The payoff for Salesforce.com hosting Sage Life first and other apps later – which could result in millions of paid subscribers in a matter of years – is likely to generate tens of millions of dollars in incremental revenues for Salesforce1. In its latest fiscal year, Salesforce1 and other platform products raked in $746 million in sales, or about 14% of its total revenues.
All Carrots and No Stick
Both Sage and Salesforce.com executives said the deal was stuffed with all carrots and no stick, meaning that the latter is expected to provide hefty incentives for Sage and its partners to promote and market Sage Life extensively.
The remaining question is what will happen to the arrangements between Sage and AWS, or for that matter, Microsoft. Kelly said Sage will continue to partner with AWS and Microsoft. Mark Benioff, CEO and co-founder of the $5-billion Salesforce.com, was effusive on his company’s ties with Microsoft, which was on full display during last year’s Dreamforce introduction of Salesforce1 for Windows, Salesforce for Office, and Power BI for Office 365 and Excel integrations with Salesforce.

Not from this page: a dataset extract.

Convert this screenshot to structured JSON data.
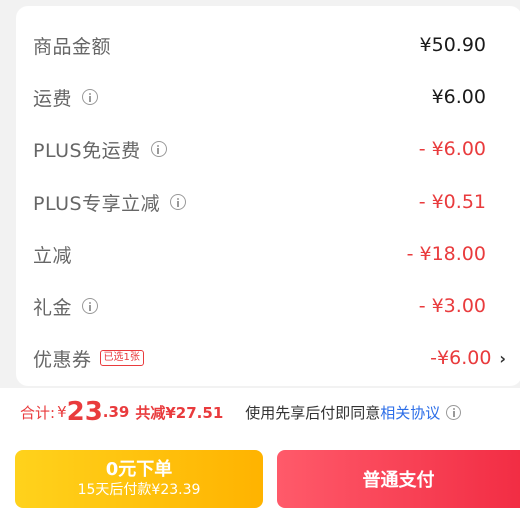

The new executive team at Sage, with Kelly joining the company in November 2014 and his subsequent appointments of a number of global heads running strategic product lines like Sage Life, exemplifies the speed of change at the $2.3 billion company, which is the second-largest software vendor in Europe behind SAP. Sage executives at the event echoed the view that “Sage is a different company now.’’
By the same token, Salesforce.com could well become a different company. At the event, Benioff reaffirmed his conviction on company expansion plans, despite continuous news reports on its being pursued possibly by Microsoft that could result in the world’s largest acquisition of a software company.
In response to an ARTW question on the status of the buyout offer and the future of Salesforce.com perhaps without Benioff’s active involvement, he said negotiations were still under way. Then he talked at length about the accomplishments of Salesforce.com(especially on its philanthropic activities) as well as his desire to double its revenues to $10 billion.
Deal or no deal, Salesforce.com’s ability to double in size either as an independent company or part of another entity could be open to different interpretations.